# Important question about kindle 3. I hope for answers.



## mouadh (Dec 8, 2010)

do kindles dictionary pronounce words  if it does does the dictionary works with pdf books ?

i also got another question: what is the formats that text to speech works with??and how can i use it with pdf. shall i convert to a specific format??

the last question is the converted pdf book works in a suitable way? and which formats shall i convert to and how?


----------



## Vegas_Asian (Nov 2, 2008)

mouadh said:


> do kindles dictionary pronounce words  if it does does the dictionary works with pdf books ?
> 
> i also got another question: what is the formats that text to speech works with??and how can i use it with pdf. shall i convert to a specific format??
> 
> the last question is the converted pdf book works in a suitable way? and which formats shall i convert to and how?


I use the text to speech as a type of speaking dictionary.

Yes the dictionary can work on PDFs. The user guide noted that picture heavy ones with text may not register the same. So far I have been able to search and use my dictionary with ease. I have all my notes in PDF format

I'd u do convert. U can go on several directions. Txt. Mobi. And I think there is a list some where.

I know someone can better answer these questions posting from my itouch isnt working


----------



## Ann in Arlington (Oct 27, 2008)

mouadh said:


> do kindles dictionary pronounce words  if it does does the dictionary works with pdf books ?


I think you can do text-to-speech in the dictionary so, yes, it will pronounce words -- but it's a rather robotic voice.


> i also got another question: what is the formats that text to speech works with??and how can i use it with pdf. shall i convert to a specific format??


I don't think it works with PDF -- you'd have to convert it. You can send a file to Amazon for that or use one of several 3rd party programs to do the conversion. Kindle's "native" format is ".azw" which is ".mobi" with their particular copy protection scheme in place. Conversion to either .mobi or .prc format should produce a book on which text to speech will work -- but I haven't tried this myself, so I can't be sure.


> the last question is the converted pdf book works in a suitable way? and which formats shall i convert to and how?

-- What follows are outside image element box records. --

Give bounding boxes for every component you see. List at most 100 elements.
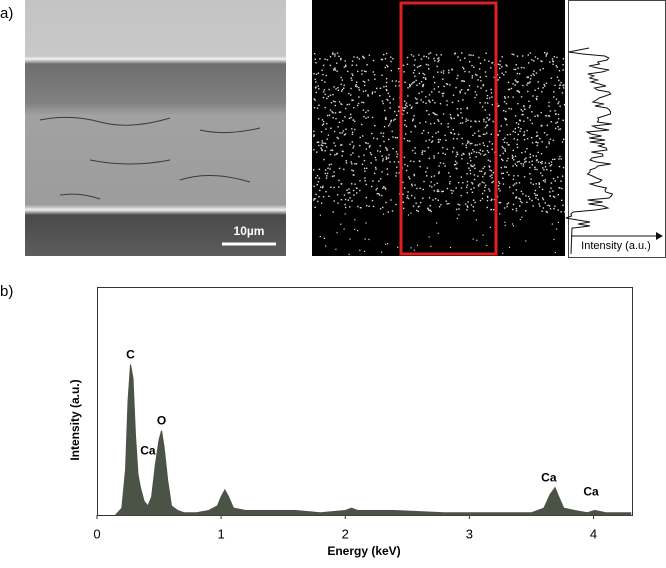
map-dot <box>363 115 365 118</box>
map-dot <box>484 133 486 135</box>
map-dot <box>505 110 507 113</box>
map-dot <box>514 115 517 117</box>
map-dot <box>535 135 538 137</box>
map-dot <box>425 102 427 104</box>
map-dot <box>533 192 536 195</box>
map-dot <box>452 190 454 192</box>
map-dot <box>323 237 325 239</box>
map-dot <box>340 144 342 146</box>
map-dot <box>504 221 506 223</box>
map-dot <box>427 132 430 134</box>
map-dot <box>413 174 416 177</box>
map-dot <box>390 199 392 201</box>
map-dot <box>562 64 564 66</box>
map-dot <box>371 185 373 188</box>
map-dot <box>428 209 430 212</box>
map-dot <box>410 160 412 162</box>
map-dot <box>562 119 564 121</box>
map-dot <box>553 91 555 93</box>
map-dot <box>558 101 560 103</box>
map-dot <box>541 197 544 199</box>
map-dot <box>535 194 537 196</box>
map-dot <box>382 213 385 215</box>
map-dot <box>461 143 464 145</box>
map-dot <box>378 180 380 182</box>
map-dot <box>315 177 317 179</box>
map-dot <box>365 222 367 224</box>
map-dot <box>505 71 507 73</box>
map-dot <box>349 238 351 240</box>
map-dot <box>382 135 384 138</box>
map-dot <box>507 96 510 98</box>
map-dot <box>387 66 389 68</box>
map-dot <box>482 142 484 144</box>
map-dot <box>429 52 432 54</box>
map-dot <box>446 187 449 190</box>
map-dot <box>433 157 435 159</box>
map-dot <box>452 94 455 96</box>
map-dot <box>541 174 544 177</box>
map-dot <box>452 138 455 140</box>
map-dot <box>364 170 366 172</box>
map-dot <box>491 143 494 145</box>
map-dot <box>482 150 484 152</box>
map-dot <box>536 95 538 98</box>
map-dot <box>486 206 488 209</box>
map-dot <box>553 56 556 58</box>
eds-map <box>312 0 565 256</box>
map-dot <box>407 197 410 200</box>
map-dot <box>456 162 458 164</box>
map-dot <box>319 236 321 238</box>
map-dot <box>511 53 513 55</box>
map-dot <box>526 201 528 203</box>
map-dot <box>502 183 505 185</box>
map-dot <box>388 95 391 98</box>
map-dot <box>379 87 382 89</box>
map-dot <box>541 210 543 212</box>
map-dot <box>519 200 522 203</box>
map-dot <box>428 53 430 55</box>
map-dot <box>467 89 470 91</box>
map-dot <box>489 190 491 192</box>
map-dot <box>376 138 378 140</box>
map-dot <box>542 87 544 89</box>
map-dot <box>333 142 335 144</box>
map-dot <box>410 131 412 133</box>
map-dot <box>540 161 542 164</box>
map-dot <box>502 138 504 141</box>
map-dot <box>388 138 390 141</box>
map-dot <box>439 162 442 164</box>
map-dot <box>320 147 322 149</box>
map-dot <box>523 139 526 141</box>
map-dot <box>372 59 375 62</box>
map-dot <box>436 222 438 224</box>
map-dot <box>382 102 384 105</box>
map-dot <box>499 64 501 66</box>
map-dot <box>481 197 484 200</box>
map-dot <box>345 107 347 110</box>
map-dot <box>373 172 376 175</box>
map-dot <box>342 150 344 153</box>
map-dot <box>483 166 486 168</box>
map-dot <box>419 165 421 168</box>
map-dot <box>363 154 365 156</box>
map-dot <box>384 187 386 189</box>
map-dot <box>554 180 556 182</box>
map-dot <box>564 211 566 213</box>
map-dot <box>484 126 487 129</box>
map-dot <box>461 117 463 119</box>
map-dot <box>353 56 355 58</box>
map-dot <box>483 118 485 120</box>
map-dot <box>457 100 460 102</box>
map-dot <box>365 111 367 114</box>
map-dot <box>478 135 480 137</box>
map-dot <box>335 248 337 250</box>
map-dot <box>468 85 471 87</box>
map-dot <box>350 87 352 90</box>
map-dot <box>442 190 444 192</box>
map-dot <box>513 138 515 140</box>
map-dot <box>485 75 487 77</box>
map-dot <box>396 153 399 155</box>
map-dot <box>531 160 533 162</box>
map-dot <box>442 113 445 115</box>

Answered that above.  I'd suggest that you go to the Amazon Kindle page and scroll down to where there's a link to the user's guide in a PDF format. . . that will answer a lot of the specific questions you have. The user's guide also come loaded on the device when you buy a Kindle. . .the PDF file on the site is available so you can check it out ahead of time.


----------



## SusanCassidy (Nov 9, 2008)

The problem with using text-to-speech is that is it not always pronounced correctly.


----------



## mouadh (Dec 8, 2010)

thanks for all of you.



> but I haven't tried this myself, so I can't be sure.


is there any body who tried?


----------



## Vegas_Asian (Nov 2, 2008)

let me try now. it wouldn't let me, but my PDFs are filled with images


----------



## mouadh (Dec 8, 2010)

OK. i am waiting


----------



## flutterby (Aug 11, 2010)

I had a boring PDF article that I had to read for one of my classes a few weeks ago.  I put it on my kindle 3 in PDF format and in .mobi format.  It was a lot easier to read in the converted .mobi format.  Also, the text to speech did not work in the PDF but did read in the .mobi.  Hope that helps.


On a somewhat related note, if you have a PDF that doesn't convert well to mobi (images, urls at the bottom of the pages, etc), some adobe programs can read the PDF to you, just like the kindle, though Kindle's voices and speeds are a lot nicer to listen to (to me, at least).


----------



## mouadh (Dec 8, 2010)

thanks 
you really helped me 
hope u good luck


----------



## mcostas (Nov 22, 2010)

That would be so awesome if there was a real pronounciation app on the kindle! I have the shorter dictionary which came with a computer cd that has that. It's in an english accent though. 

The kindle is just text to speech, it misprounounces a lot from the little bit I have heard.


----------